In physical market activity, Tuesday gas at New England points jumped as temperatures were expected about 8 degrees above normal Tuesday and load forecasts surged. ISO New England predicted Monday's peak load of 16,230 MW would rise to 17,550 Tuesday before jumping to 19,050 MW Wednesday. The PJM Interconnect estimated Monday's peak load of 39,650 MW would surge to 42,211 MW Tuesday and ramp up to 46,473 MW Wednesday.
Gas at the Algonquin Citygate rose 27 cents to $3.27, and deliveries to Iroquois, Waddington were quoted 7 cents higher at $3.09. Gas on Tenn Zone 6 200L changed hands 30 cents higher at $3.17.
Marcellus points for the most part were stuck in neutral. Gas on Dominion South shed a penny to $1.24, and packages on Tennessee Zn 4 Marcellus added 2 cents to $1.25. Deliveries to Transco-Leidy Line came in 3 cents higher at $1.23.

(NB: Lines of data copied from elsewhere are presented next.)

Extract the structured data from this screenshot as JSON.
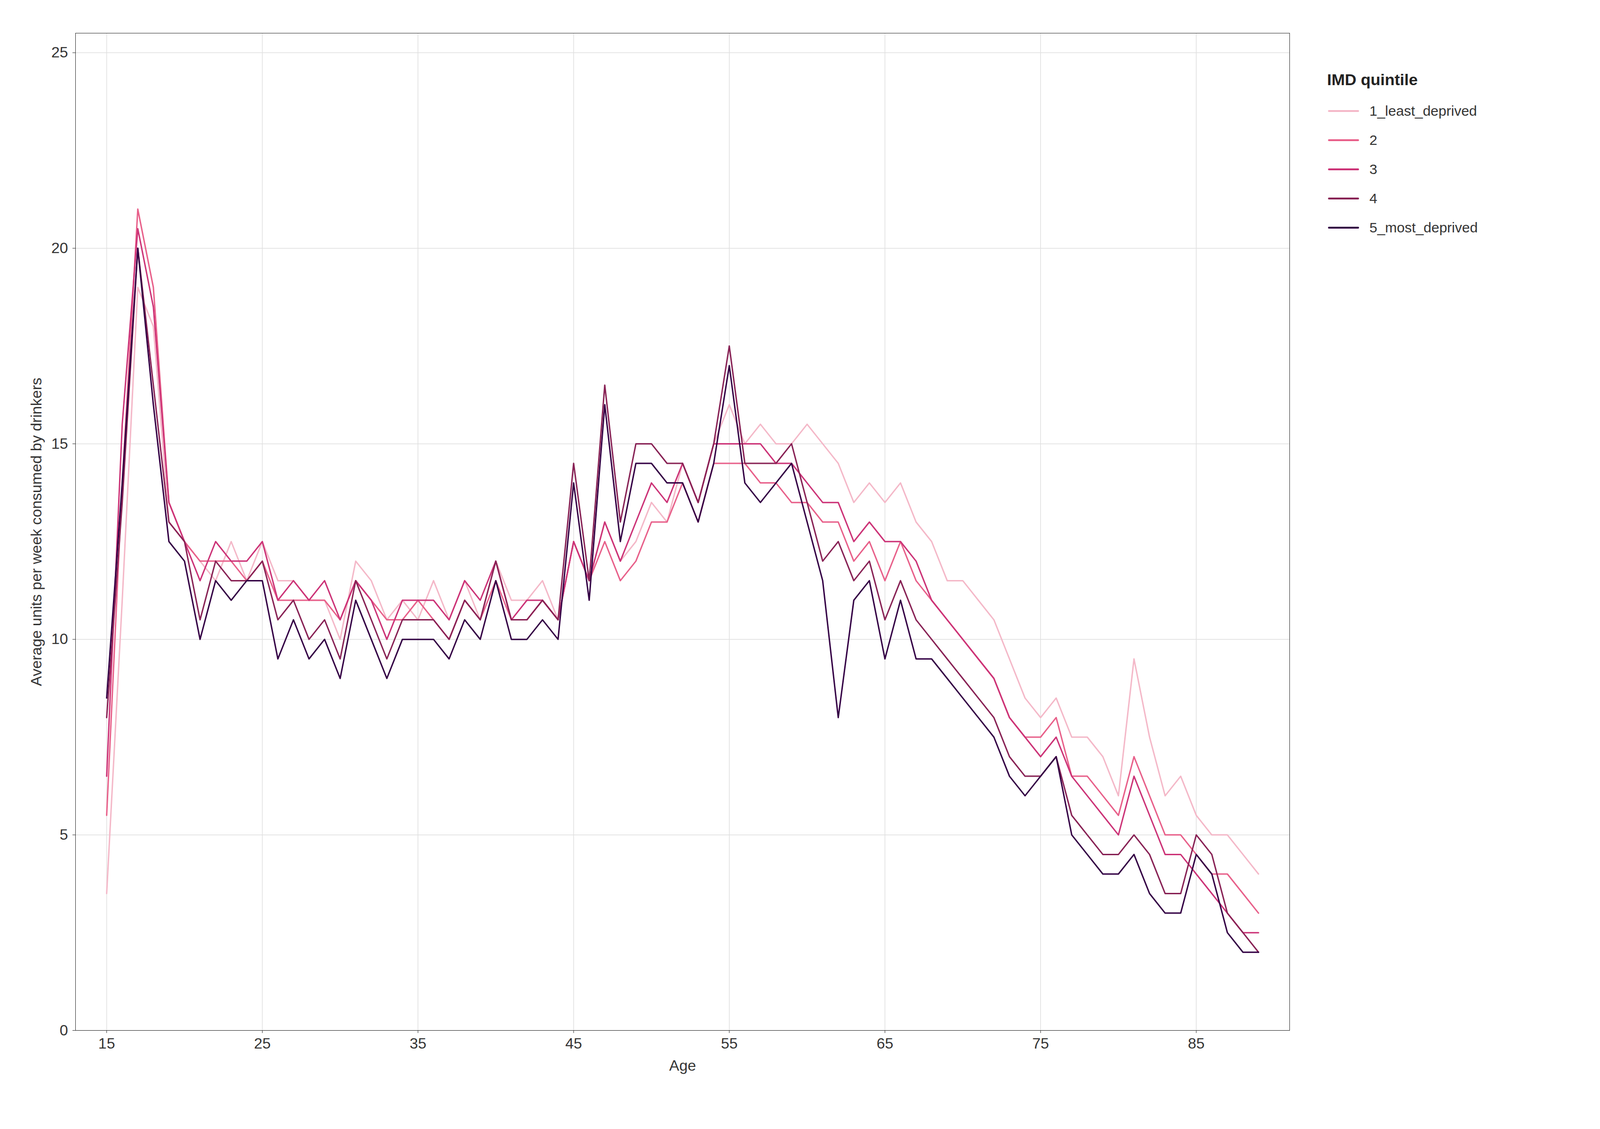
{
  "chart_data": {
    "type": "line",
    "xlabel": "Age",
    "ylabel": "Average units per week consumed by drinkers",
    "legend_title": "IMD quintile",
    "xlim": [
      13,
      91
    ],
    "ylim": [
      0,
      25.5
    ],
    "xticks": [
      15,
      25,
      35,
      45,
      55,
      65,
      75,
      85
    ],
    "yticks": [
      0,
      5,
      10,
      15,
      20,
      25
    ],
    "grid": true,
    "legend": "right",
    "x": [
      15,
      16,
      17,
      18,
      19,
      20,
      21,
      22,
      23,
      24,
      25,
      26,
      27,
      28,
      29,
      30,
      31,
      32,
      33,
      34,
      35,
      36,
      37,
      38,
      39,
      40,
      41,
      42,
      43,
      44,
      45,
      46,
      47,
      48,
      49,
      50,
      51,
      52,
      53,
      54,
      55,
      56,
      57,
      58,
      59,
      60,
      61,
      62,
      63,
      64,
      65,
      66,
      67,
      68,
      69,
      70,
      71,
      72,
      73,
      74,
      75,
      76,
      77,
      78,
      79,
      80,
      81,
      82,
      83,
      84,
      85,
      86,
      87,
      88,
      89
    ],
    "series": [
      {
        "name": "1_least_deprived",
        "color": "#f4b8c8",
        "values": [
          3.5,
          11.0,
          19.0,
          18.0,
          13.0,
          12.5,
          12.0,
          11.5,
          12.5,
          11.5,
          12.5,
          11.5,
          11.5,
          11.0,
          11.0,
          10.0,
          12.0,
          11.5,
          10.5,
          11.0,
          10.5,
          11.5,
          10.5,
          11.5,
          10.5,
          12.0,
          11.0,
          11.0,
          11.5,
          10.5,
          12.5,
          11.5,
          13.0,
          12.0,
          12.5,
          13.5,
          13.0,
          14.5,
          13.5,
          15.0,
          16.0,
          15.0,
          15.5,
          15.0,
          15.0,
          15.5,
          15.0,
          14.5,
          13.5,
          14.0,
          13.5,
          14.0,
          13.0,
          12.5,
          11.5,
          11.5,
          11.0,
          10.5,
          9.5,
          8.5,
          8.0,
          8.5,
          7.5,
          7.5,
          7.0,
          6.0,
          9.5,
          7.5,
          6.0,
          6.5,
          5.5,
          5.0,
          5.0,
          4.5,
          4.0
        ]
      },
      {
        "name": "2",
        "color": "#e8608a",
        "values": [
          5.5,
          14.0,
          21.0,
          19.0,
          13.5,
          12.5,
          12.0,
          12.0,
          12.0,
          11.5,
          12.0,
          11.0,
          11.0,
          11.0,
          11.0,
          10.5,
          11.5,
          11.0,
          10.5,
          10.5,
          11.0,
          10.5,
          10.0,
          11.0,
          10.5,
          11.5,
          10.5,
          10.5,
          11.0,
          10.5,
          12.5,
          11.5,
          12.5,
          11.5,
          12.0,
          13.0,
          13.0,
          14.0,
          13.0,
          14.5,
          14.5,
          14.5,
          14.0,
          14.0,
          13.5,
          13.5,
          13.0,
          13.0,
          12.0,
          12.5,
          11.5,
          12.5,
          11.5,
          11.0,
          10.5,
          10.0,
          9.5,
          9.0,
          8.0,
          7.5,
          7.5,
          8.0,
          6.5,
          6.5,
          6.0,
          5.5,
          7.0,
          6.0,
          5.0,
          5.0,
          4.5,
          4.0,
          4.0,
          3.5,
          3.0
        ]
      },
      {
        "name": "3",
        "color": "#cc3377",
        "values": [
          6.5,
          15.5,
          20.5,
          18.5,
          13.5,
          12.5,
          11.5,
          12.5,
          12.0,
          12.0,
          12.5,
          11.0,
          11.5,
          11.0,
          11.5,
          10.5,
          11.5,
          11.0,
          10.0,
          11.0,
          11.0,
          11.0,
          10.5,
          11.5,
          11.0,
          12.0,
          10.5,
          11.0,
          11.0,
          10.5,
          12.5,
          11.5,
          13.0,
          12.0,
          13.0,
          14.0,
          13.5,
          14.5,
          13.5,
          15.0,
          15.0,
          15.0,
          15.0,
          14.5,
          14.5,
          14.0,
          13.5,
          13.5,
          12.5,
          13.0,
          12.5,
          12.5,
          12.0,
          11.0,
          10.5,
          10.0,
          9.5,
          9.0,
          8.0,
          7.5,
          7.0,
          7.5,
          6.5,
          6.0,
          5.5,
          5.0,
          6.5,
          5.5,
          4.5,
          4.5,
          4.0,
          3.5,
          3.0,
          2.5,
          2.5
        ]
      },
      {
        "name": "4",
        "color": "#882255",
        "values": [
          8.0,
          13.5,
          20.0,
          16.5,
          13.0,
          12.5,
          10.5,
          12.0,
          11.5,
          11.5,
          12.0,
          10.5,
          11.0,
          10.0,
          10.5,
          9.5,
          11.5,
          10.5,
          9.5,
          10.5,
          10.5,
          10.5,
          10.0,
          11.0,
          10.5,
          12.0,
          10.5,
          10.5,
          11.0,
          10.5,
          14.5,
          11.5,
          16.5,
          13.0,
          15.0,
          15.0,
          14.5,
          14.5,
          13.5,
          15.0,
          17.5,
          14.5,
          14.5,
          14.5,
          15.0,
          13.5,
          12.0,
          12.5,
          11.5,
          12.0,
          10.5,
          11.5,
          10.5,
          10.0,
          9.5,
          9.0,
          8.5,
          8.0,
          7.0,
          6.5,
          6.5,
          7.0,
          5.5,
          5.0,
          4.5,
          4.5,
          5.0,
          4.5,
          3.5,
          3.5,
          5.0,
          4.5,
          3.0,
          2.5,
          2.0
        ]
      },
      {
        "name": "5_most_deprived",
        "color": "#330044",
        "values": [
          8.5,
          14.0,
          20.0,
          16.0,
          12.5,
          12.0,
          10.0,
          11.5,
          11.0,
          11.5,
          11.5,
          9.5,
          10.5,
          9.5,
          10.0,
          9.0,
          11.0,
          10.0,
          9.0,
          10.0,
          10.0,
          10.0,
          9.5,
          10.5,
          10.0,
          11.5,
          10.0,
          10.0,
          10.5,
          10.0,
          14.0,
          11.0,
          16.0,
          12.5,
          14.5,
          14.5,
          14.0,
          14.0,
          13.0,
          14.5,
          17.0,
          14.0,
          13.5,
          14.0,
          14.5,
          13.0,
          11.5,
          8.0,
          11.0,
          11.5,
          9.5,
          11.0,
          9.5,
          9.5,
          9.0,
          8.5,
          8.0,
          7.5,
          6.5,
          6.0,
          6.5,
          7.0,
          5.0,
          4.5,
          4.0,
          4.0,
          4.5,
          3.5,
          3.0,
          3.0,
          4.5,
          4.0,
          2.5,
          2.0,
          2.0
        ]
      }
    ]
  }
}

Major market centers added close to a dime. Gas at the Chicago Citygate rose 8 cents to $2.92, and deliveries to the Henry Hub added 7 cents to $2.99. Gas priced at the SoCal Border Avg. gained 14 cents to $2.84.
At 5 p.m. EDT on Monday the National Hurricane Center (NHC) reported Tropical Storm Ian was located 1,080 miles east southeast of Bermuda and was heading to the north-northwest at 13 mph. Maximum sustained winds were 40 mph and the NHC predicted a turn to the northeast into the North Atlantic.